Die Götter rächten sich jetzt an einer Macht, die das Gesetz von Maat missachtet hatte. Gemeinsam mit Nitis wollte der Schreiber weiterkämpfen und einen Widerstand gegen die Perser auf die Beine stellen. Auch wenn ihre Aussichten auf Erfolg äußerst gering waren, wollten die beiden auf keinen Fall aufgeben.
»Ich werde euch begleiten«, teilte ihnen Bebon mit. »Nordwind und ich müssen uns ein wenig die Beine vertreten.«
»Das wird aber eine sehr gefährliche Reise.«
»Was soll ich denn hier ganz allein?

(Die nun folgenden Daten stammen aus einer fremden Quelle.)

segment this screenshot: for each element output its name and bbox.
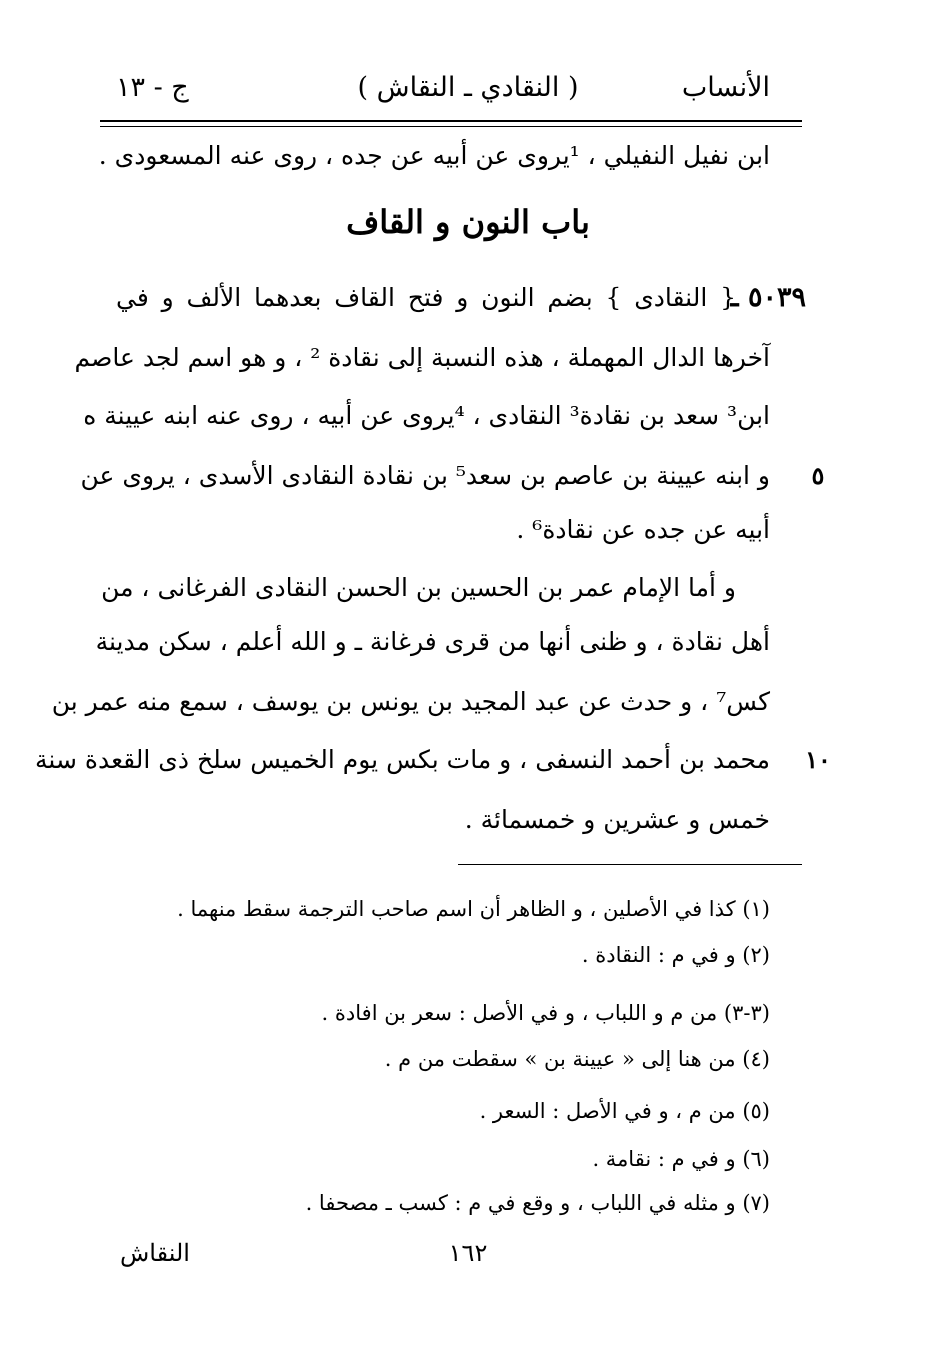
margin-line-number: ١٠ bbox=[805, 745, 831, 774]
entry-line: أهل نقادة ، و ظنى أنها من قرى فرغانة ـ و الله أعلم ، سكن مدينة bbox=[95, 627, 770, 656]
footnote: (٣-٣) من م و اللباب ، و في الأصل : سعر بن افادة . bbox=[321, 1001, 770, 1025]
entry-line: كس⁷ ، و حدث عن عبد المجيد بن يونس بن يوسف ، سمع منه عمر بن bbox=[51, 687, 770, 716]
entry-line: أبيه عن جده عن نقادة⁶ . bbox=[516, 515, 770, 544]
footnote: (١) كذا في الأصلين ، و الظاهر أن اسم صاحب الترجمة سقط منهما . bbox=[177, 897, 770, 921]
intro-line: ابن نفيل النفيلي ، ¹يروى عن أبيه عن جده ، روى عنه المسعودى . bbox=[98, 141, 770, 170]
entry-line: آخرها الدال المهملة ، هذه النسبة إلى نقادة ² ، و هو اسم لجد عاصم bbox=[74, 343, 770, 372]
running-header-entry-range: ( النقادي ـ النقاش ) bbox=[357, 72, 579, 103]
running-header-volume: ج - ١٣ bbox=[116, 72, 189, 103]
margin-line-number: ٥ bbox=[811, 461, 825, 490]
entry-line: ابن³ سعد بن نقادة³ النقادى ، ⁴يروى عن أبيه ، روى عنه ابنه عيينة ه bbox=[83, 401, 770, 430]
entry-line: محمد بن أحمد النسفى ، و مات بكس يوم الخميس سلخ ذى القعدة سنة bbox=[35, 745, 770, 774]
footnote-separator bbox=[458, 864, 802, 865]
running-header-book-title: الأنساب bbox=[681, 72, 770, 103]
header-rule-thick bbox=[100, 120, 802, 122]
footnote: (٢) و في م : النقادة . bbox=[581, 943, 770, 967]
entry-line: و أما الإمام عمر بن الحسين بن الحسن النقادى الفرغانى ، من bbox=[101, 573, 736, 602]
footnote: (٥) من م ، و في الأصل : السعر . bbox=[479, 1099, 770, 1123]
section-title: باب النون و القاف bbox=[346, 203, 590, 241]
entry-line: و ابنه عيينة بن عاصم بن سعد⁵ بن نقادة النقادى الأسدى ، يروى عن bbox=[80, 461, 770, 490]
page-number: ١٦٢ bbox=[448, 1239, 488, 1267]
entry-number: ٥٠٣٩ ـ bbox=[730, 282, 806, 313]
entry-line: خمس و عشرين و خمسمائة . bbox=[464, 805, 770, 834]
footnote: (٦) و في م : نقامة . bbox=[592, 1147, 770, 1171]
footer-catchword: النقاش bbox=[120, 1239, 190, 1267]
entry-line: { النقادى } بضم النون و فتح القاف بعدهما الألف و في bbox=[116, 283, 736, 312]
footnote: (٤) من هنا إلى « عيينة بن » سقطت من م . bbox=[384, 1047, 770, 1071]
header-rule-thin bbox=[100, 126, 802, 127]
footnote: (٧) و مثله في اللباب ، و وقع في م : كسب ـ مصحفا . bbox=[305, 1191, 770, 1215]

In Nubien machen wir schöne Masken, und ich kriege alle Gottheiten zusammen, die wir brauchen, um die großen mythischen Geschichten zu spielen.«
Die beiden Freunde umarmten sich.
Nordwind wurde das Leittier für eine kleine Herde kräftiger Esel, die Lebensmittel, Wasserschläuche, Kleidung, Seife, Schreibwerkzeug und Waffen tragen mussten.
»Es wird Zeit für euch zu gehen«, sagte die Gottesdienerin zu Nitis.
»Ich würde so gern bei Euch bleiben!«
»Dein Schicksal hat einen anderen Ort für dich bestimmt. Du und Kel, ihr beide seid ein Paar, würdig zu herrschen. Stattdessen sollt ihr im Verborgenen kämpfen, ohne je etwas davon zu haben und ohne euch entmutigen zu lassen. Außer Bebon dürft ihr keine Freunde haben und euch nur auf euch selbst verlassen. Die Zeit des Unglücks und des Widerstands naht, und ihr allein verkörpert die Hoffnung.«
Nitis, Kel, Bebon und Nordwind verneigten sich vor der Gottesdienerin.
Dann brach ihre kleine Karawane Richtung Süden auf.
»Morgen werden die Perser Theben erreicht haben, Majestät«, teilte ihr der Haushofmeister mit.
»Dann solltest du dich jetzt in Sicherheit bringen«, meinte die Gottesdienerin.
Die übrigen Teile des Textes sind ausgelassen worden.